Shaoxing wine and fennel beans
Updated: 2011-07-10 07:48
By Pauline D Loh (China Daily)
Stinky toufu - pungent but tender deep-fried bean curd chunks. Pauline D Loh / China Daily
Pauline D Loh visits a restaurant named after a character from revolutionary writer Lu Xun's novels.
It is a lifestyle long past, when diners in long robes lingered over tea and nuts and exchanged convoluted discourses on current affairs and the latest winning essays by the top scholars of imperial examinations.
Underneath that veneer of civility ran the undercurrents of revolution, fueled by discontent against the hypocrisy of a feudal system outdated by Western threats and modern science.
China was on the brink of change.
In 1912, Lu Xun, a young man from Shaoxing in the Jiangnan region, had arrived in Beijing full of hope and idealism to join the new government. He would be one of New China's most revolutionary authors, hitting out at the old social order in his essays.
In one novel, he parodied the poverty-stricken scholar who pinned all his hopes on winning an official title at the imperial examinations, yet failed to even score well each time. This was Kong Yiji, the title character of Lu Xun's book, and one of his most memorable, more because of the pathos rather than his heroics.
Lu Xun described him as adopting the scholar's long robes, with none of the scholar's good breeding, a thief who stole from his employers and preferred to scrounge around for handouts rather than earn his keep with honest labor. When he had a little cash, he would swagger into a restaurant and order wine and a platter of fennel-flavored fava beans.
That is probably the reason why you'll find a similar platter of beans on almost every table at the Kong Yiji Restaurant. It is a taste of the past, and perhaps a reminder that better times are here.
Kong Yiji serves food from the Jiangnan region, an area south of the Yangtze River that broadly sweeps across Jiangsu and Zhejiang provinces. Lu Xun's hometown was in Shao-xing, a place where the famous yellow wine is brewed.
The restaurant is very atmospheric. Treading across the distressed wood floors past the calligraphy on the wall is almost like going a step back in time, at least until the sudden clamor of a cell phone followed by a strident "wei?" jolt you out of the daydream.
Even the menu is styled like an old textbook, with vertical calligraphy listing out appetizers, cold plates, hot dishes and of course, the Jiangnan specialties.
My mother-in-law comes from Shaoxing, and every dish reminded her of home, especially the fennel-flavored beans, the yellow croaker in saffron chicken broth, the deep-fried stinky tofu and most of all, a pair of drunken crabs.
"It's not smelly enough," she says of the stinky bean-curd, but the rest of us were quite happy with the pungent tofu, which is a little like eating fried blue cheese but much lighter in texture.

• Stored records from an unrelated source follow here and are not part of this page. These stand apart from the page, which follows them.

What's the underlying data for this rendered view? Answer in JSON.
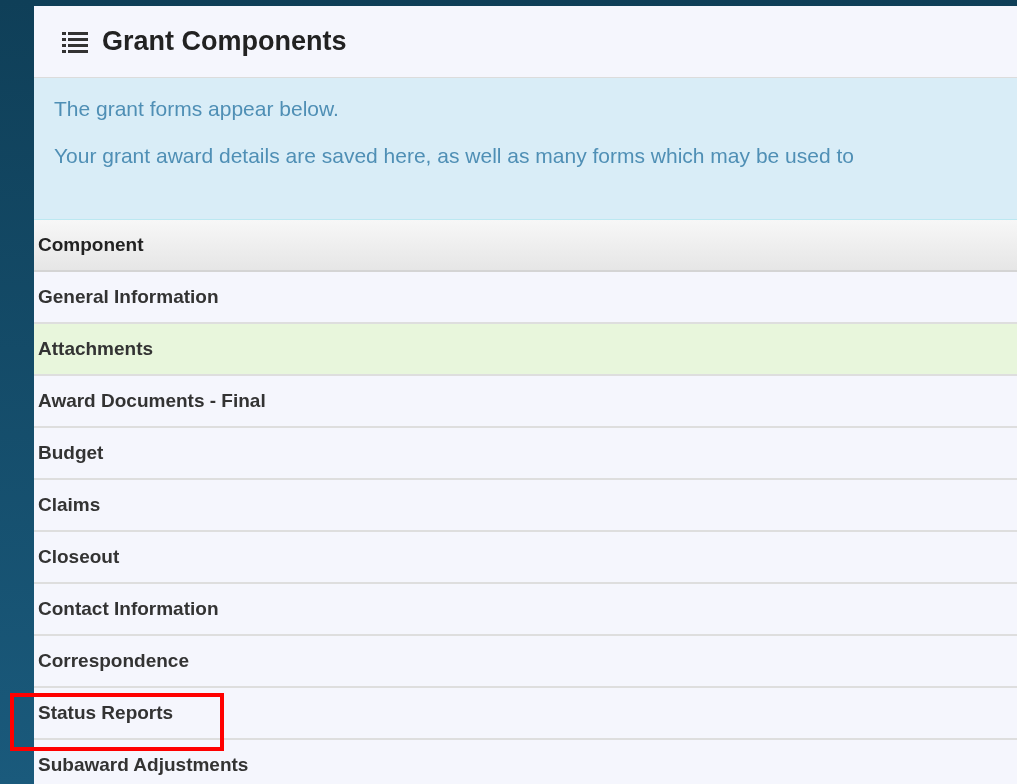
{
  "panel": {
    "title": "Grant Components"
  },
  "info": {
    "lines": [
      "The grant forms appear below.",
      "Your grant award details are saved here, as well as many forms which may be used to"
    ]
  },
  "table": {
    "columns": [
      "Component"
    ],
    "rows": [
      {
        "name": "General Information",
        "highlighted": false,
        "annotated": false
      },
      {
        "name": "Attachments",
        "highlighted": true,
        "annotated": false
      },
      {
        "name": "Award Documents - Final",
        "highlighted": false,
        "annotated": false
      },
      {
        "name": "Budget",
        "highlighted": false,
        "annotated": false
      },
      {
        "name": "Claims",
        "highlighted": false,
        "annotated": false
      },
      {
        "name": "Closeout",
        "highlighted": false,
        "annotated": false
      },
      {
        "name": "Contact Information",
        "highlighted": false,
        "annotated": false
      },
      {
        "name": "Correspondence",
        "highlighted": false,
        "annotated": false
      },
      {
        "name": "Status Reports",
        "highlighted": false,
        "annotated": true
      },
      {
        "name": "Subaward Adjustments",
        "highlighted": false,
        "annotated": false
      }
    ]
  }
}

The stir-fried youtiao with beef was an unexpected delight. Deep-fried chunks of dough fritters are lightly tossed with slices of beef and coated with a sweet and sour sauce. The contrast in texture - a little crunch, a little stickiness and then the chewiness of the beef - made it a very tactile experience.

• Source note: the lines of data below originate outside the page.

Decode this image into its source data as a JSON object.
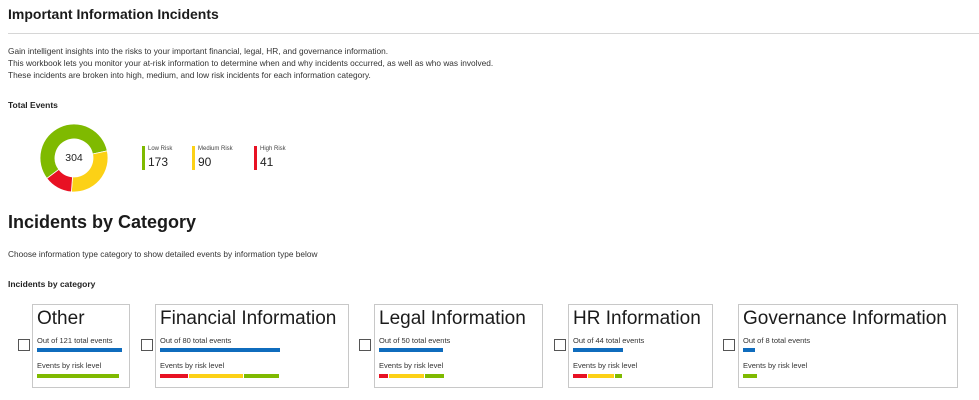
{
  "header": {
    "title": "Important Information Incidents"
  },
  "description": [
    "Gain intelligent insights into the risks to your important financial, legal, HR, and governance information.",
    "This workbook lets you monitor your at-risk information to determine when and why incidents occurred, as well as who was involved.",
    "These incidents are broken into high, medium, and low risk incidents for each information category."
  ],
  "total_events": {
    "label": "Total Events",
    "total": "304",
    "legend": [
      {
        "label": "Low Risk",
        "value": "173",
        "color": "#7fba00"
      },
      {
        "label": "Medium Risk",
        "value": "90",
        "color": "#fcd116"
      },
      {
        "label": "High Risk",
        "value": "41",
        "color": "#e81123"
      }
    ]
  },
  "chart_data": {
    "type": "pie",
    "variant": "donut",
    "center_label": "304",
    "categories": [
      "Low Risk",
      "Medium Risk",
      "High Risk"
    ],
    "values": [
      173,
      90,
      41
    ],
    "colors": [
      "#7fba00",
      "#fcd116",
      "#e81123"
    ],
    "legend_placement": "right"
  },
  "category_section": {
    "heading": "Incidents by Category",
    "description": "Choose information type category to show detailed events by information type below",
    "subheading": "Incidents by category"
  },
  "categories": [
    {
      "title": "Other",
      "total_text": "Out of 121 total events",
      "risk_label": "Events by risk level",
      "total": 121,
      "risk": {
        "high": 0,
        "medium": 0,
        "low": 1
      }
    },
    {
      "title": "Financial Information",
      "total_text": "Out of 80 total events",
      "risk_label": "Events by risk level",
      "total": 80,
      "risk": {
        "high": 0.24,
        "medium": 0.46,
        "low": 0.3
      }
    },
    {
      "title": "Legal Information",
      "total_text": "Out of 50 total events",
      "risk_label": "Events by risk level",
      "total": 50,
      "risk": {
        "high": 0.14,
        "medium": 0.56,
        "low": 0.3
      }
    },
    {
      "title": "HR Information",
      "total_text": "Out of 44 total events",
      "risk_label": "Events by risk level",
      "total": 44,
      "risk": {
        "high": 0.3,
        "medium": 0.55,
        "low": 0.15
      }
    },
    {
      "title": "Governance Information",
      "total_text": "Out of 8 total events",
      "risk_label": "Events by risk level",
      "total": 8,
      "risk": {
        "high": 0,
        "medium": 0,
        "low": 1
      }
    }
  ],
  "colors": {
    "accent": "#0f6cbd",
    "low": "#7fba00",
    "medium": "#fcd116",
    "high": "#e81123"
  }
}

The most expensive item on our bill was the steamed yellow croaker in saffron chicken broth. The fish is lightly cured in salt, and then steamed in a clear, golden broth - very typical of Jiangnan cuisine, which emphasizes the pure natural flavors of the ingredients.
The curing process gives the fish a tighter texture, and just a little bite from the saltiness. But the main attraction is the broth, which is savory, full-flavored and ideal with a bowl of steamed rice.
My mother-in-law enjoyed her drunken crabs. These are little river crabs cleaned and then pickled raw in wine dregs, chopped ginger and garlic, salt, sugar and white liquor. The marinade both flavors and preserves the crabs, and the crabmeat becomes a little gelatinous. It is, however, an acquired taste, and only the two of us merrily demolished the pair that was sent to the table.
Another spectacular dish was the soy sauce-braised pork hock, which was presented whole in a deep platter. The serving staff then cut it with a knife, and it fell apart at a touch. The best part, as any seasoned gourmet will tell you, is the skin and tendons, reduced to a quivering, delicious tenderness.
Jiangnan flavors have none of the in-your-face spiciness of other imported Beijing cuisines. There is no cumin, very little star anise, no Sichuan peppercorns, no unbearably hot chilies. Instead, you get delicate dishes, with natural goodness coaxed out with a little salt, sugar and soy sauce.
Our bill for a table of eight came up to just over 600 yuan, but the fish took up a third of the total, so it can still be very affordable if you skip the piscine pleasure.